7River hat geschrieben: ↑Sa 19 Sep, 2020 06:55
Ich respektiere Deine Kritik. Ich bin auch nicht beleidigt. Oder hast Du den Eindruck?
Aber wenn Du das Kurzfilmdrehbuch als 1Akt ansiehst und dann noch einen 2 und 3 möchtest, mit der Mutter, er trennt sich von seiner Frau (!), müsste man daraus ein Spielfilmdrehbuch machen. Und dieses Drehbuch auf 7 Seiten zu kürzen, würde nicht funktionieren, meine Meinung nach.
Die Kriterien zur Überarbeitung sind rein sachlich. Jeder Autor sollte also sein Drehbuch selbstverantwortlich und selbstkritisch unter die Lupe nehmen.
Zu diesen Kriterien gehört: So spät wie möglich in die Geschichte einsteigen, so früh wie möglich aus der Geschichte herausgehen.
Die Geschichte könnte also statt mit einer banalen Flugzeuglandung mit der Begegnung der Hauptfigur an der Haustür beginnen:
1. Konflikt: Martina will Tim zunächst nicht in die Wohnung lassen.
Da mag der Einwand kommen: Und was zeigen wir an Bildern? Die Auflösung der Geschichte in die Bilder ist der Job des Regisseurs. Der Vorspann ist dabei noch das Unwichtigste. Das Drehbuch liefert nur die Geschichte. Es ist nur ein Hilfsmittel für den Dreh und kann beim Dreh vom Produktionsteam noch verändert werden. Da ist der Autor gar nicht mehr unbedingt dabei.
Natürlich kann man ein Drehbuch auch auf Bierdeckel schreiben. In Stichpunkten. Mit Skizzen. Man kann seine eigenen Regeln und Kriterien für ein Drehbuch entwickeln. Das funktioniert allerdings nur beim Autorenfilm. Beim Autorenfilm ist der Drehbuchautor, der Regisseur und der Produzent häufig ein und dieselbe Person.
Das formatierte Drehbuch ist ein Element im arbeitsteiligen Studiosystem. Dabei ist es bereits schon ein relativ spätes Element in der Produktion.
Vor Beginn des Drehbuchschreibens steht die Idee in einem Satz:
Wie lautet die Geschichte von Tim in einem Satz?
Danach kommen Exposé und Treatment.
Das Exposé ist eine Inhaltsangabe auf bis zu 4 Seiten: Wann und wo spielt die Handlung? Welches ist die Erzählposition (Perspektive, Point of View)? Wer sind die wichtigsten Charaktere/Figuren? Worin besteht der Konflikt zwischen den Charakteren? Welche Entwicklung nimmt die Geschichte?
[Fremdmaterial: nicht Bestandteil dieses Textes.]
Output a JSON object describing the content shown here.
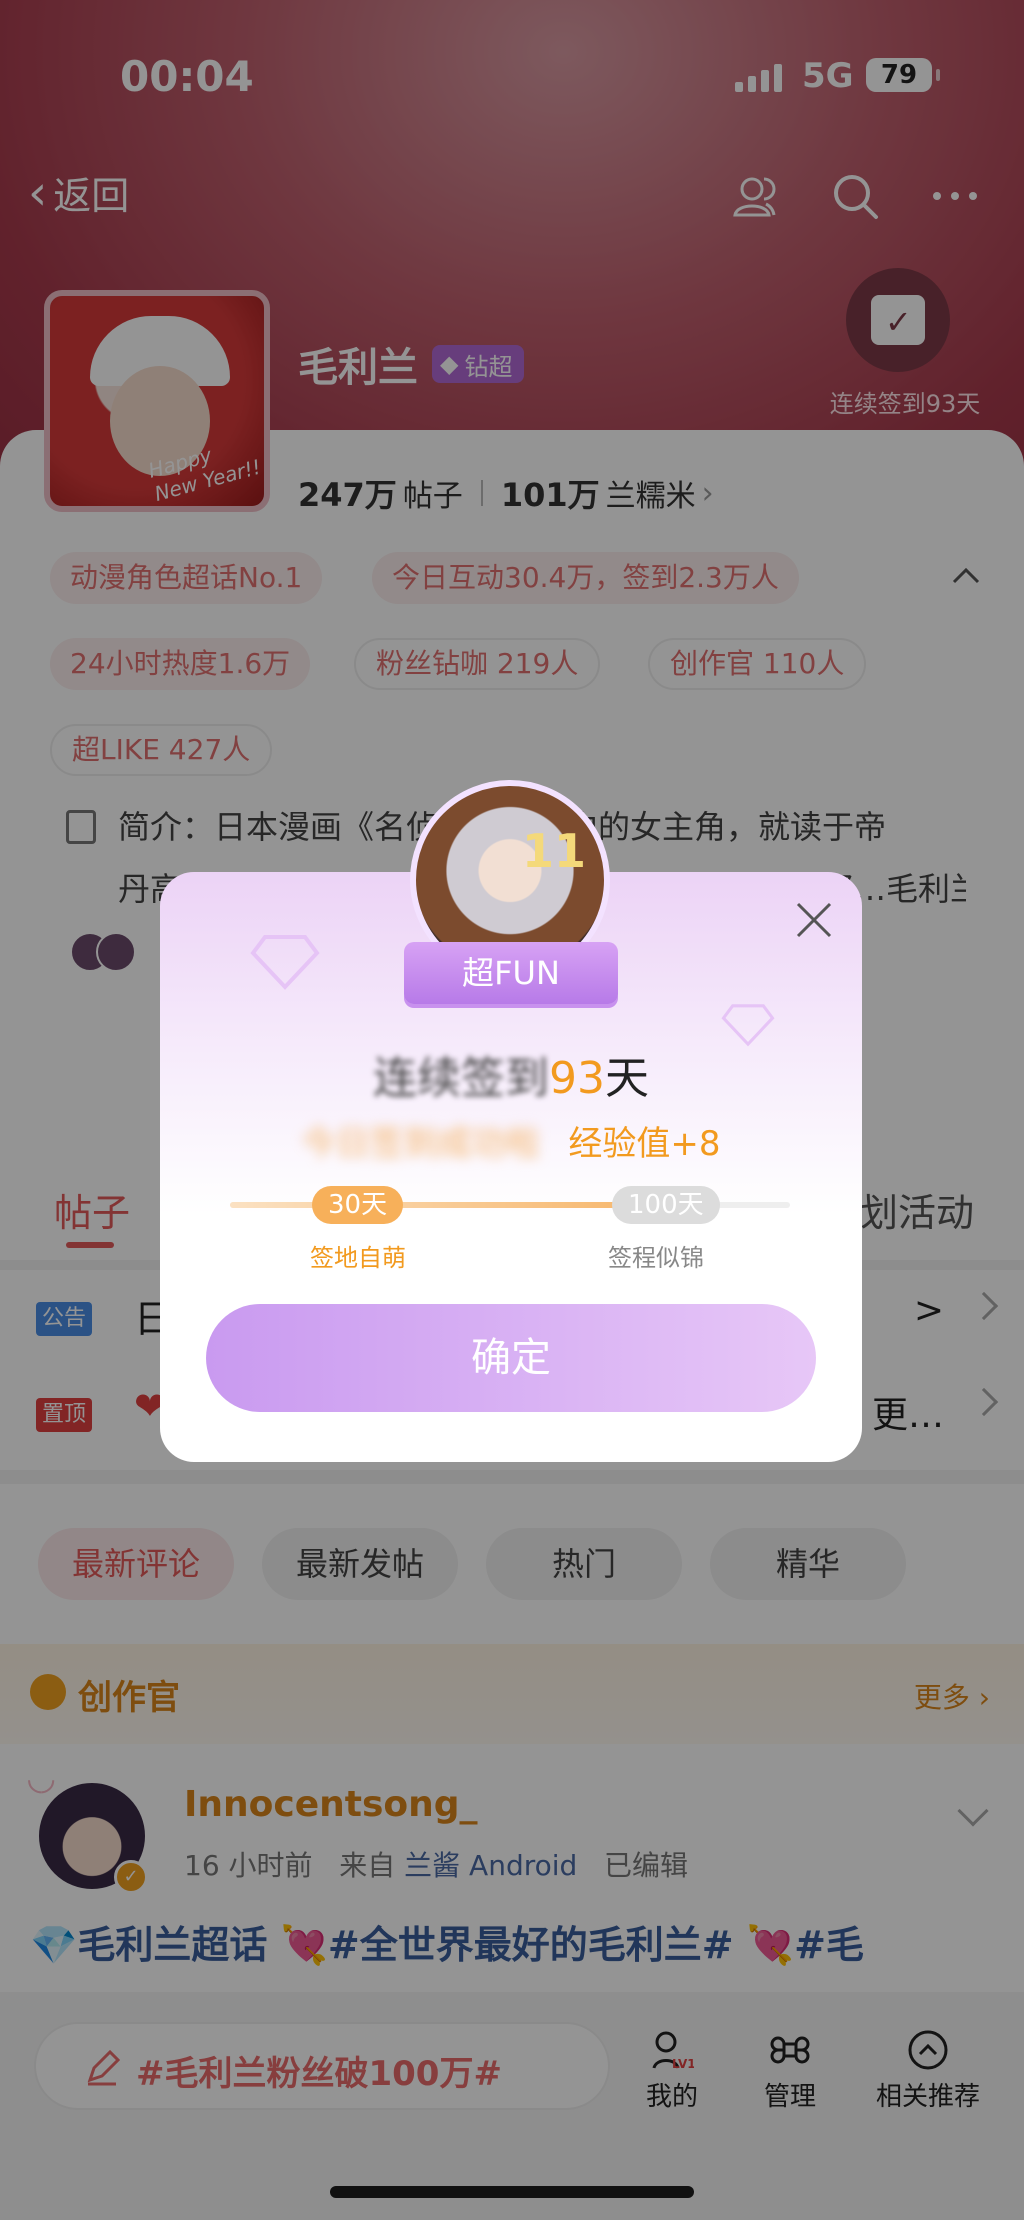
{
  "status_bar": {
    "time": "00:04",
    "network": "5G",
    "battery": "79"
  },
  "nav": {
    "back_label": "返回"
  },
  "topic": {
    "name": "毛利兰",
    "badge": "钻超",
    "checkin_text": "连续签到93天",
    "posts_count": "247万",
    "posts_label": "帖子",
    "fans_count": "101万",
    "fans_label": "兰糯米",
    "avatar_text": "Happy New Year!!"
  },
  "tags": [
    "动漫角色超话No.1",
    "今日互动30.4万，签到2.3万人",
    "24小时热度1.6万",
    "粉丝钻咖 219人",
    "创作官 110人",
    "超LIKE 427人"
  ],
  "intro": {
    "line1": "简介：日本漫画《名侦探柯南》中的女主角，就读于帝",
    "line2": "丹高中，与工藤新一是青梅竹马，其父是毛利小五郎…毛利兰，山刚…"
  },
  "tabs": {
    "left": "帖子",
    "right": "划活动"
  },
  "pinned": [
    {
      "label": "公告",
      "label_color": "#4a8ee6",
      "text": "日",
      "right": ">"
    },
    {
      "label": "置顶",
      "label_color": "#e04040",
      "text": "❤",
      "right": "更…"
    }
  ],
  "filters": [
    "最新评论",
    "最新发帖",
    "热门",
    "精华"
  ],
  "creator": {
    "title": "创作官",
    "more": "更多"
  },
  "post": {
    "username": "Innocentsong_",
    "time": "16 小时前",
    "from_label": "来自",
    "from_source": "兰酱 Android",
    "edited": "已编辑",
    "content": "💎毛利兰超话 💘#全世界最好的毛利兰# 💘#毛"
  },
  "bottom": {
    "compose_placeholder": "#毛利兰粉丝破100万#",
    "mine": "我的",
    "manage": "管理",
    "related": "相关推荐"
  },
  "modal": {
    "ribbon": "超FUN",
    "title_blurred": "连续签到",
    "title_days": "93",
    "title_unit": "天",
    "subtitle_blurred": "今日签到成功啦",
    "exp": "经验值+8",
    "milestone1": "30天",
    "milestone1_label": "签地自萌",
    "milestone2": "100天",
    "milestone2_label": "签程似锦",
    "progress": 0.8,
    "confirm": "确定"
  }
}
Worin besteht der Höhepunkt und wie endet der Film?
Ein Treatment ist der Film als Kurzgeschichte: Die einzelnen Charaktere, der Fortgang der Handlung und die wesentlichen Wendepunkte, manchmal auch die Schauplätze werden vorgestellt; Dialoge oder detaillierte Szenenbeschreibungen fehlen, auch wenn die wichtigsten Szenen bereits einzeln benannt sind. Treatments dienen dazu, nicht nur mit Produzenten über den geplanten Film zu verhandeln und gegebenenfalls Änderungen zu vereinbaren, sondern auch Stars für einzelne Rollen zu gewinnen.
Es lohnt sich, diese Vorformen zum Drehbuch mal praktisch zu üben. Das hilft beim Strukturieren der Geschichte.
Nach dem Drehbuch mal den nächsten Schritt in die Regie zu gehen und eine detaillierte Auflösung zu üben, ist ein weiterer Schritt: Die Geschichte erzählen in Totale, Halbtotale, Nahaufnahme - cut-in, cut-back. Also, wo stelle ich die Kamera hin?
Wichtig sind nicht schöne Bilder, sondern die Bilder, die den Konflikt erzählen: Ein landendes Flugzeug, ein aussteigender Passagier sind banale Bilder. Eine zugeknallte Haustür ist kein banales Bild.
Kritik ist also hier als Anregung zur Selbstentwicklung zu verstehen.